Cache inefficiency: Processing one row at a time means the CPU repeatedly jumps between different operator code paths. The instruction cache is constantly invalidated. Vectorized execution (Lesson 2) addresses this by processing batches.
No SIMD opportunity: Single-row processing cannot exploit SIMD instructions that process multiple values simultaneously.

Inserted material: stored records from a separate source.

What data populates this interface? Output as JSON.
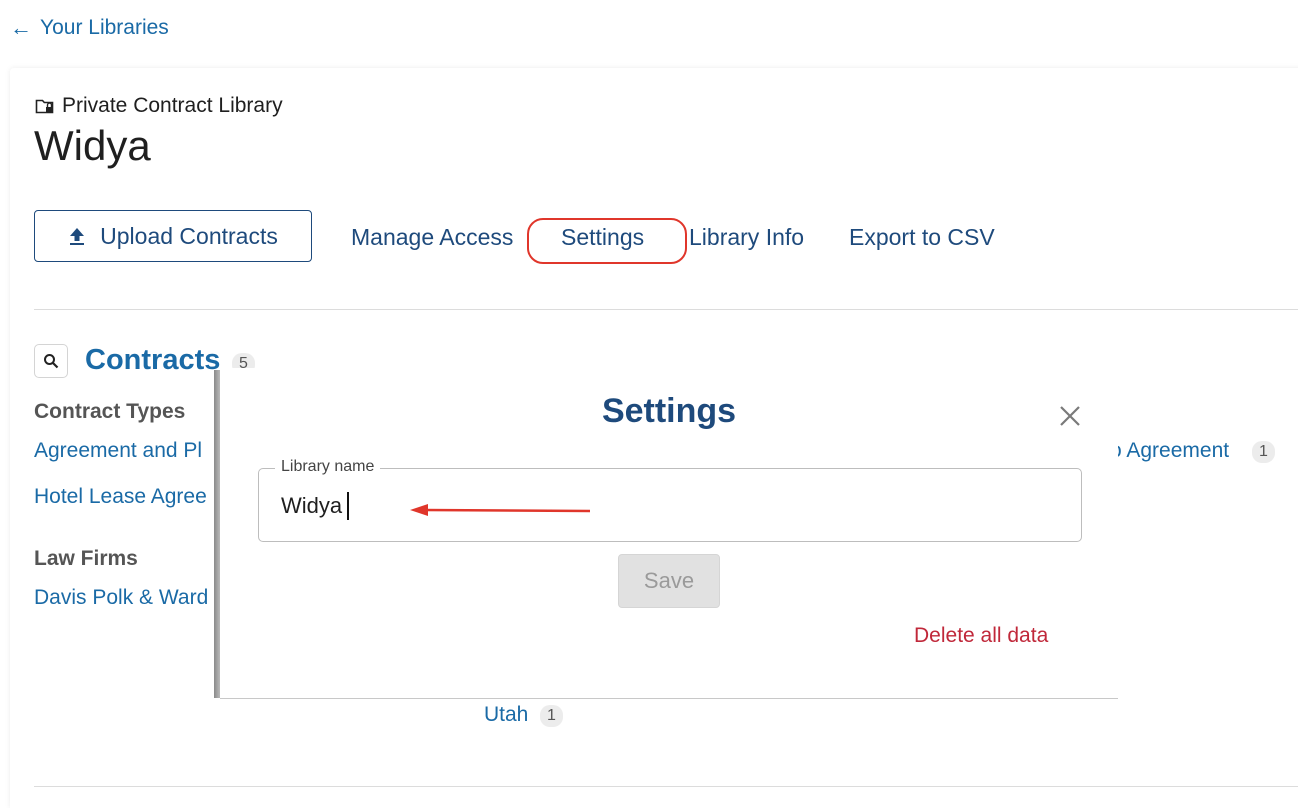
{
  "back_link": {
    "label": "Your Libraries"
  },
  "library": {
    "type_label": "Private Contract Library",
    "name": "Widya"
  },
  "toolbar": {
    "upload_label": "Upload Contracts",
    "manage_access": "Manage Access",
    "settings": "Settings",
    "library_info": "Library Info",
    "export_csv": "Export to CSV"
  },
  "contracts": {
    "title": "Contracts",
    "count": "5",
    "contract_types_heading": "Contract Types",
    "contract_types": [
      {
        "label": "Agreement and Pl",
        "count": ""
      },
      {
        "label": "Hotel Lease Agree",
        "count": ""
      },
      {
        "label": "o Agreement",
        "count": "1"
      }
    ],
    "law_firms_heading": "Law Firms",
    "law_firms": [
      {
        "label": "Davis Polk & Ward",
        "count": ""
      }
    ],
    "states": [
      {
        "label": "Utah",
        "count": "1"
      }
    ]
  },
  "settings_modal": {
    "title": "Settings",
    "field_label": "Library name",
    "field_value": "Widya",
    "save_label": "Save",
    "delete_label": "Delete all data"
  },
  "colors": {
    "link_blue": "#1a6aa6",
    "navy": "#1e4a7c",
    "highlight_red": "#e0362b",
    "danger_red": "#c0283a"
  }
}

For the OOR's I/O-bound conjunction queries (dominated by SSTable reads), the volcano model's CPU overhead is acceptable. For the CPU-bound catalog merge (5 sources × 100k objects × comparison logic), vectorized execution provides a significant speedup.
Code Examples
Operator Trait and Basic Operators
use std::io;
/// A row in the OOR catalog: simplified for the query layer.
#[derive(Debug, Clone)]
struct TleRow {
norad_id: u32,
epoch: f64,
inclination: f64,
mean_motion: f64,
source: String,
}
/// Pull-based query operator.
trait Operator {
fn open(&mut self) -> io::Result<()>;
fn next(&mut self) -> io::Result<Option<TleRow>>;
fn close(&mut self) -> io::Result<()>;
}
/// Sequential scan over an in-memory vector of TLE records.
struct SeqScan {
data: Vec<TleRow>,
cursor: usize,
}
impl Operator for SeqScan {
fn open(&mut self) -> io::Result<()> {
self.cursor = 0;
Ok(())
}
fn next(&mut self) -> io::Result<Option<TleRow>> {
if self.cursor < self.data.len() {
let row = self.data[self.cursor].clone();
self.cursor += 1;
Ok(Some(row))
} else {
Ok(None)
}
}
fn close(&mut self) -> io::Result<()> { Ok(()) }
}
/// Filter operator: passes through rows that match a predicate.
struct Filter {
child: Box<dyn Operator>,
predicate: Box<dyn Fn(&TleRow) -> bool>,
}
impl Operator for Filter {
fn open(&mut self) -> io::Result<()> { self.child.open() }
fn next(&mut self) -> io::Result<Option<TleRow>> {
loop {
match self.child.next()? {
Some(row) if (self.predicate)(&row) => return Ok(Some(row)),
Some(_) => continue, // Row doesn't match — pull next
None => return Ok(None),
}
}
}
fn close(&mut self) -> io::Result<()> { self.child.close() }
}
/// Projection operator: transforms rows.
struct Projection {
child: Box<dyn Operator>,
project_fn: Box<dyn Fn(TleRow) -> TleRow>,
}
impl Operator for Projection {
fn open(&mut self) -> io::Result<()> { self.child.open() }
fn next(&mut self) -> io::Result<Option<TleRow>> {
match self.child.next()? {
Some(row) => Ok(Some((self.project_fn)(row))),
None => Ok(None),
}
}
fn close(&mut self) -> io::Result<()> { self.child.close() }
}
Composing a Query Plan
fn build_high_inclination_query(tle_data: Vec<TleRow>) -> Box<dyn Operator> {
let scan = Box::new(SeqScan { data: tle_data, cursor: 0 });
let filter = Box::new(Filter {
child: scan,
predicate: Box::new(|row: &TleRow| row.inclination > 80.0),
});
let project = Box::new(Projection {
child: filter,
project_fn: Box::new(|mut row: TleRow| {
// Strip fields we don't need downstream
row.source = String::new();
row
}),
});
project
}
fn execute_query(mut plan: Box<dyn Operator>) -> io::Result<Vec<TleRow>> {
plan.open()?;
let mut results = Vec::new();
while let Some(row) = plan.next()? {
results.push(row);
}
plan.close()?;
Ok(results)
}
The query plan is built bottom-up (scan → filter → project) and executed top-down (project pulls from filter pulls from scan). This separation between plan construction and execution is what makes the volcano model so composable — you can swap operators, add layers, or optimize the plan without changing the execution engine.
Key Takeaways
- The volcano model defines a universal operator interface:
open(),next(),close(). Every query operator — scan, filter, join, sort — implements this interface and composes with any other operator. - Pipelining passes rows through operators one at a time without intermediate materialization. Pipeline breakers (sort, hash build, aggregate) must buffer all input before producing output.
- The model's simplicity is its strength: it's easy to implement, test, and extend. Its weakness is per-row overhead (function calls, cache misses) that hurts CPU-bound analytical queries.
- The B+ tree range scan (Module 2) and LSM merge iterator (Module 3) are both volcano-model operators. The query layer from this module composes on top of them.